Bien que bancal à bien des égards, le premier film de celui qui fut longtemps le premier assistant de Kubrick peut titiller les esprits curieux. Non pas qu’il soit particulièrement drôle (la poire se fend ici avec parcimonie), non pas non plus qu’il soit assez fin ou ingénieux (le film) pour faire passer la grossière mise en abîme de Malkovich parlant de Malkovich, ni enfin même qu’il soit simplement beau à regarder (le film toujours). Non. Si on est en droit d’aimer, du moins de trouver un certain charme à Appelez-moi Kubrick, c’est que toute la bizarrerie de son personnage, son excentricité écervelée, trouve un écho dans la facture même du film. Pas à proprement parler dans sa forme (le filmage plutôt sage assume que le film n’a pas grand chose à dire) mais dans ce je-m’en-foutisme, cette totale inconséquence généralisée. Le réalisateur vadrouille, papillonne d’une anecdote à une autre, avec pour seul fil conducteur l’irascible égoïsme de l’insupportable Alan Conway.
Intrinsèquement, indiscutablement, résolument grotesque, cet usurpateur professionnel contamine donc de son irresponsabilité, de son insouciance, l’ensemble du film et de ses choix « moraux ».
Parfois franchement moche à voir, souvent maladroite, la comédie de Brian Cook s’effacerait presque derrière la personnalité poisseuse de Conway. Le réalisateur a manifestement voulu parler de cet homme, voire rendre hommage à sa singularité : fut-il montré dans toute son escroquerie minable, ce serait par respect et sans l’espoir d’en faire des choux gras comique.
Et ce faisant, Cook réussi avec Appelez-moi Kubrick, un film tout à fait digne. En l’occurrence, proche de son personnage et fier de ses contresens : comme Madame Bovary était Flaubert, Appelez-moi Kubrick est Alan Conway. Mais alors qui est Brian Cook ? Et comment doit-on l’appeler ? A-t-il (ex second couteau et membre du clan Kubrick), résolu ses problèmes d’identité ? Lui-même, ne s’est-il jamais fait passer pour Kubrick ?

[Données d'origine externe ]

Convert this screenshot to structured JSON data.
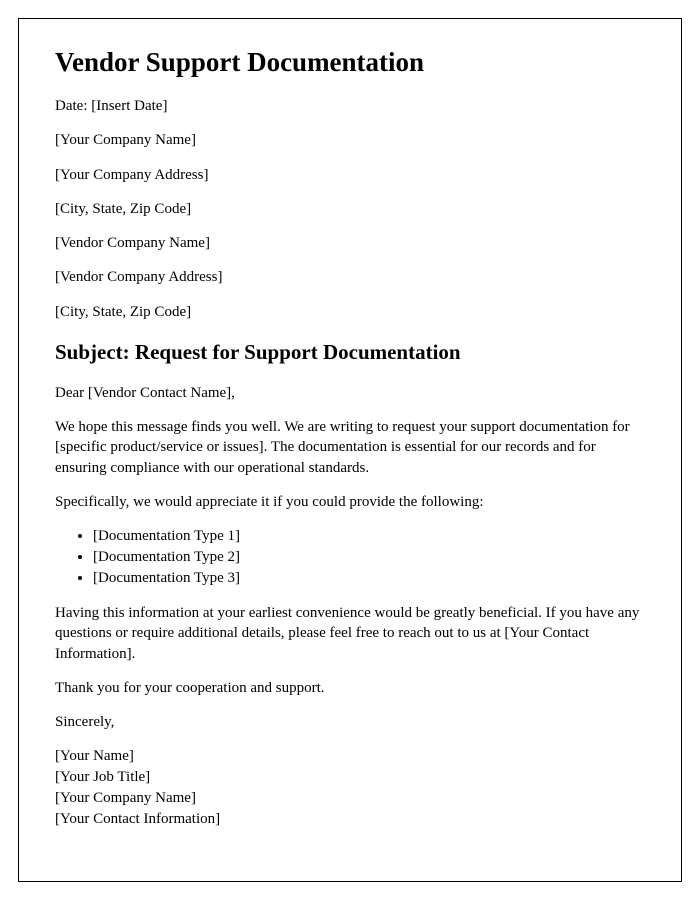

Amoral le film de Cook ? Sans doute. Il est ironique que sa sortie, en cette semaine de nouvel an, coïncide avec celle de deux pamphlets politiques hautement engagés : Lord of War et Good Night and Good Luck. Malkovich que l’on voit désormais promener son air de Raskolnikov sur les plateaux de la télévision française est effrayant dans le rôle du plagiaire de vie. Par sa voix, plus agaçante que jamais, percluse de chuchotement affectés, de miel et de faux accent, par ses tortillements hystériques, ces agitations d’une impudeur rare, il parvient à créer un suspense étrange dans la crainte, l’attente toujours repoussée d’un inévitable démasquage.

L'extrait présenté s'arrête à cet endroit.